Speaking up when it counts, cutting through whatever the noise is to get your point across, boldly stepping into crucial conversations that must be had, navigating the politics in your environment; all of these things matter if you want a successful career, and all require practiced skill.
Everyone bumps up against challenges with some of this. Each person’s challenge points differ, but ultimately, when left unaddressed, they’ll get between you and your success in the world.
I’ve been coaching and training my clients across generations, culture, roles and industry in these skills for two decades, and have distilled the most effective strategies down to a few steps.
So let’s say you’re being challenged by someone or something right now, and you’ve hit a wall with it. You know you need to be assertive but you’re not exactly sure what that looks like.
Start by being clear on what assertiveness is and isn’t. People often confuse it with being aggressive and it’s one of the reasons they stay stuck.
How are they different ?
When you’re assertive, you’re able to hear, and clearly articulate your thoughts, opinions or feelings when appropriate, while being tuned into the person you’re speaking to.

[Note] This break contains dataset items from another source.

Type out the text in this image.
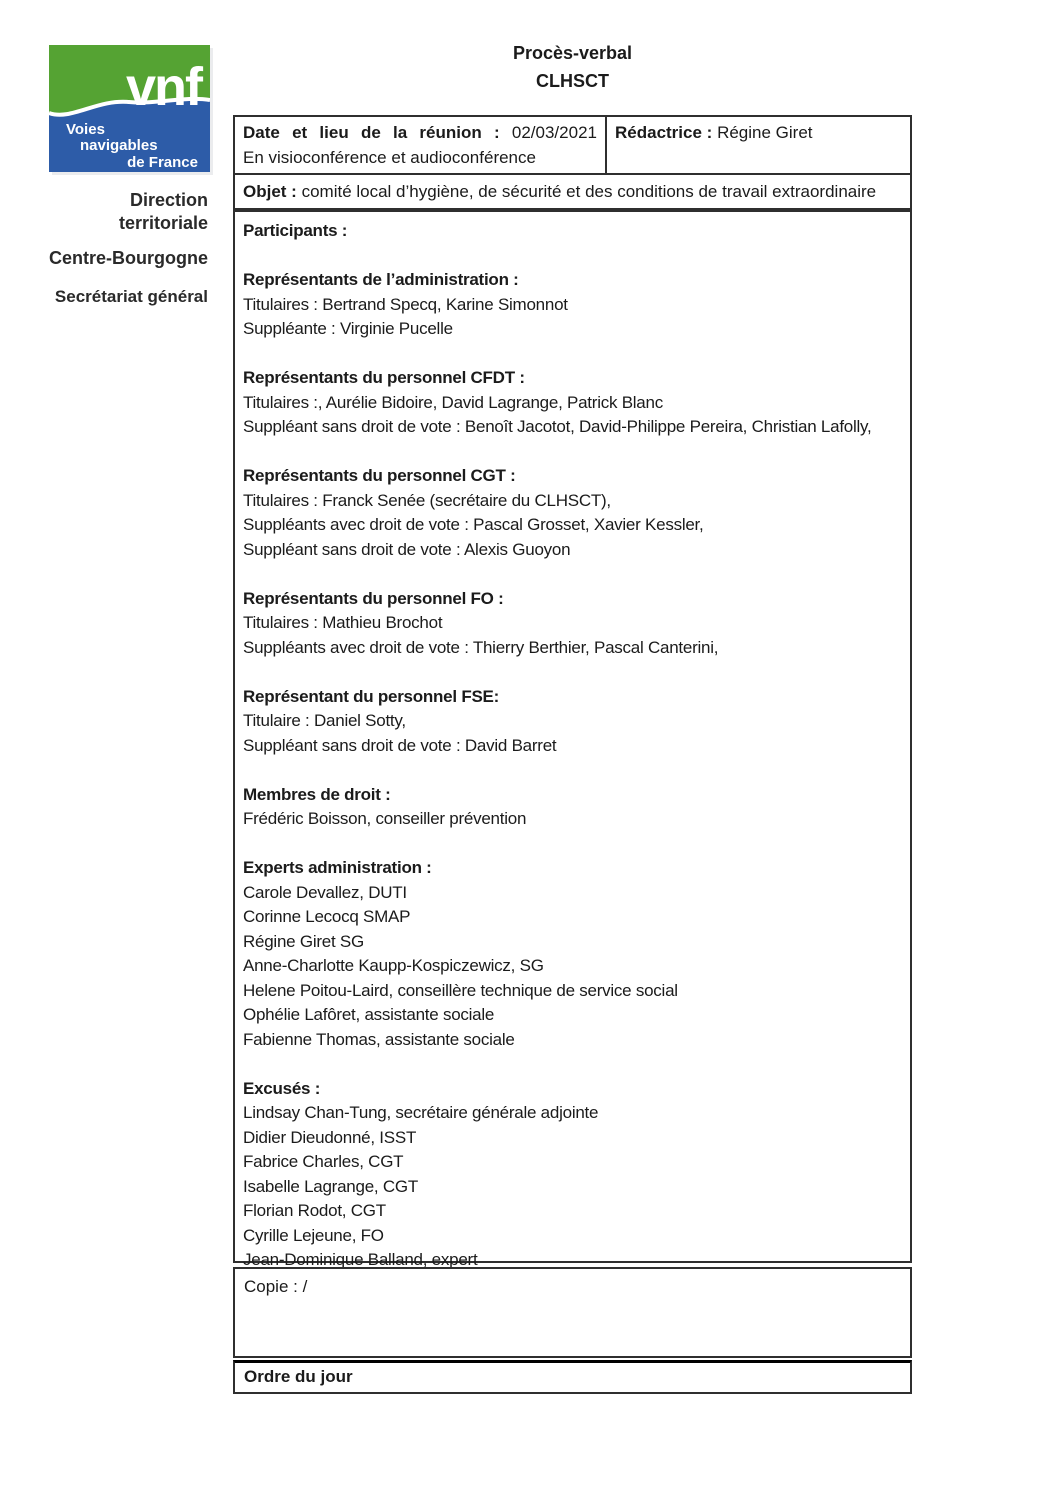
vnf
Voies
navigables
de France
Direction
territoriale
Centre-Bourgogne
Secrétariat général
Procès-verbal
CLHSCT
Date et lieu de la réunion : 02/03/2021
En visioconférence et audioconférence
Rédactrice : Régine Giret
Objet : comité local d’hygiène, de sécurité et des conditions de travail extraordinaire
Participants :
Représentants de l’administration :
Titulaires : Bertrand Specq, Karine Simonnot
Suppléante : Virginie Pucelle
Représentants du personnel CFDT :
Titulaires :, Aurélie Bidoire, David Lagrange, Patrick Blanc
Suppléant sans droit de vote : Benoît Jacotot, David-Philippe Pereira, Christian Lafolly,
Représentants du personnel CGT :
Titulaires : Franck Senée (secrétaire du CLHSCT),
Suppléants avec droit de vote : Pascal Grosset, Xavier Kessler,
Suppléant sans droit de vote : Alexis Guoyon
Représentants du personnel FO :
Titulaires : Mathieu Brochot
Suppléants avec droit de vote : Thierry Berthier, Pascal Canterini,
Représentant du personnel FSE:
Titulaire : Daniel Sotty,
Suppléant sans droit de vote : David Barret
Membres de droit :
Frédéric Boisson, conseiller prévention
Experts administration :
Carole Devallez, DUTI
Corinne Lecocq SMAP
Régine Giret SG
Anne-Charlotte Kaupp-Kospiczewicz, SG
Helene Poitou-Laird, conseillère technique de service social
Ophélie Lafôret, assistante sociale
Fabienne Thomas, assistante sociale
Excusés :
Lindsay Chan-Tung, secrétaire générale adjointe
Didier Dieudonné, ISST
Fabrice Charles, CGT
Isabelle Lagrange, CGT
Florian Rodot, CGT
Cyrille Lejeune, FO
Jean-Dominique Balland, expert
Copie : /
Ordre du jour
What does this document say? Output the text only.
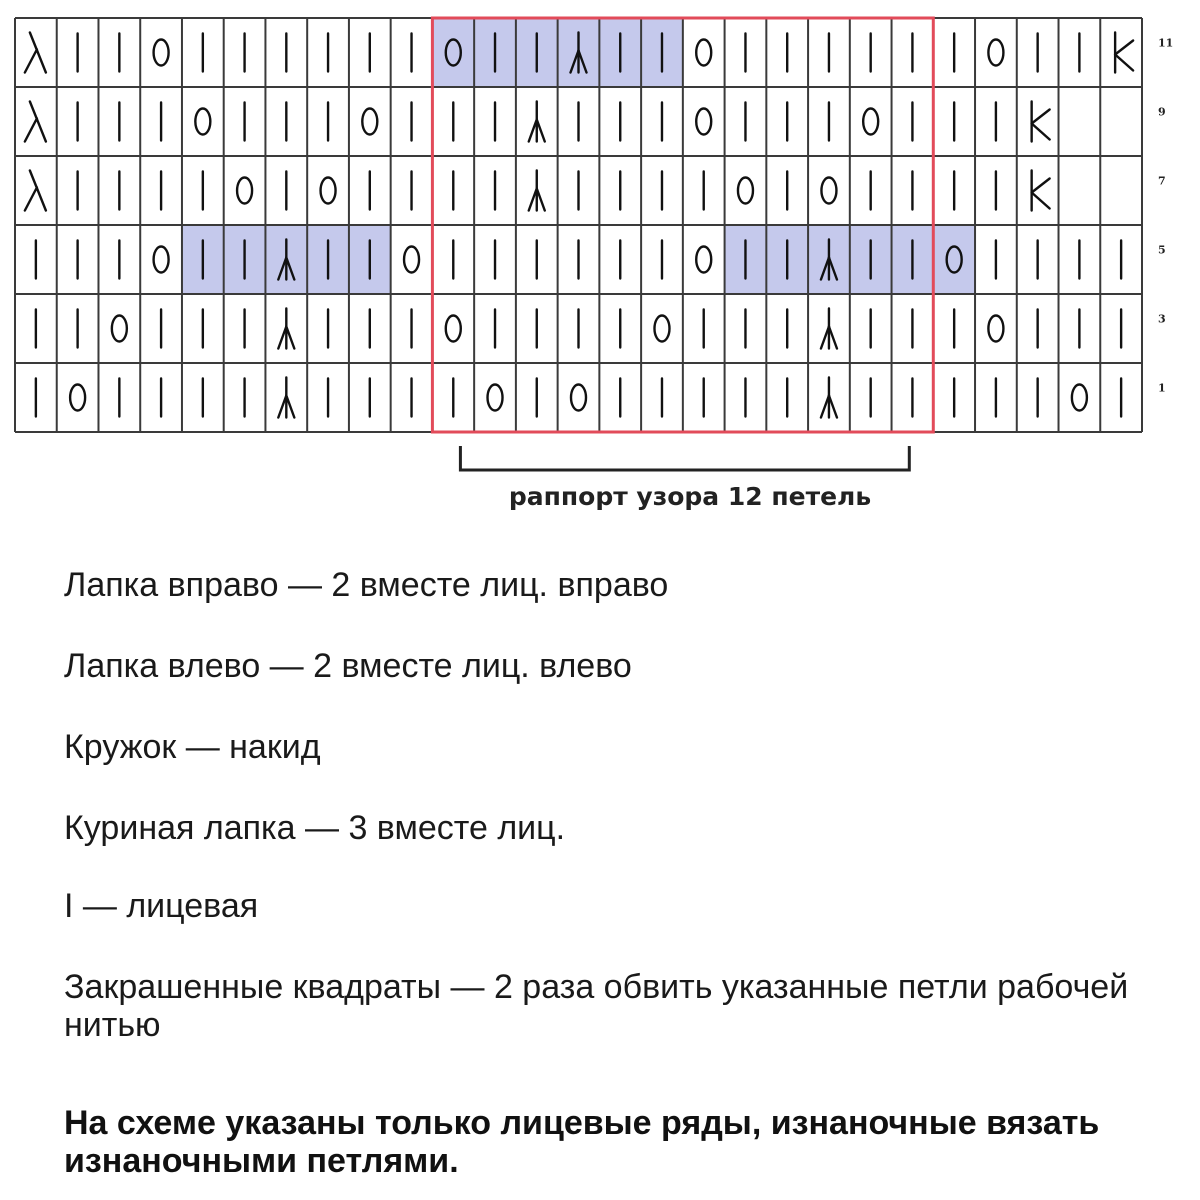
11
9
7
5
3
1
раппорт узора 12 петель

Лапка вправо — 2 вместе лиц. вправо

Лапка влево — 2 вместе лиц. влево

Кружок — накид

Куриная лапка — 3 вместе лиц.

I — лицевая

Закрашенные квадраты — 2 раза обвить указанные петли рабочей нитью

На схеме указаны только лицевые ряды, изнаночные вязать изнаночными петлями.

Your message lands in a way they can hear.
Others might not always like what they hear, but because you’re so clear, and grounded in respect, they’ll hear you. The style is rooted in confidence and self-esteem.
When you or someone is being aggressive, by contrast, they get straight to the point by blurting out what’s top of mind. There’s no thought given to how their direct message might impact the listener. They want what they want and that’s what they’re focused on.
On the other side of the spectrum, when you shy away from conflict, and revert to staying out of it when something in your world creates tension for you, you may believe that asserting yourself is being aggressive. You assume that speaking your mind will lead you into direct conflict. It may or may not happen. Chances are it won’t.
Aggression breeds more aggression which leads to conflict. Assertiveness fosters constructive conversations and outcomes.
If passive aggressive tactics are something you’ve dealt with, you know that approach is certainly not assertive, is instead covert and the hardest to spot. Intentions are hidden but there’s a calculated effort made to ensure others are made to feel uncomfortable.
It’s important to recognize where you go when you’re uncomfortable, and also point out that all non-assertive styles are a response to stress.
Self-awareness and the willingness to adopt a more productive communication style, despite the discomfort involved, is more than half the battle.
Here are two tried and trusted practices to start with:
As soon as you’re even slightly uncomfortable about a particular person, behavior, or a type of situation, heighten your awareness, put up a red flag. This is an opportunity to practice.
Here’s a sampling of some common challenges I’ve seen people navigate over the years:
Managing a difficult report or boss, managing someone out altogether, speaking up in a room full of experts who intimidate you, speaking up in a room full of people competing to show whose most intelligent, starting a new role and getting expectations lined up, managing a former peer, asking for a promotion or a clear path to promotion, pitching your ideas to potential investors, speaking to people more senior to you, asking for a raise or talking about money in general.
Step one then, is to write a list of the people and situations you want to focus on. Not all battles are worth fighting. Be selective, choose the one that’s most important to your growth right now.
Step two is about getting clear on what the core issue is for you. Really accessing this is harder than you might think. Most of us get foggy headed when we’re disturbed by something. It takes practice to root out the issue.
Try this: Imagine that there are absolutely no consequences to whatever it is you want to say to the person, and say it, or else write it down. Don’t censor.
Once it’s out there, THAT’S the thing you want to say. You’ll probably need to wordsmith it, but don’t change the core of the message.
These first steps: Identifying who and what makes you most uncomfortable, choosing the one to focus on, getting at and articulating what’s true for you , will give you the foundations to step into conversations from a much stronger vantage point.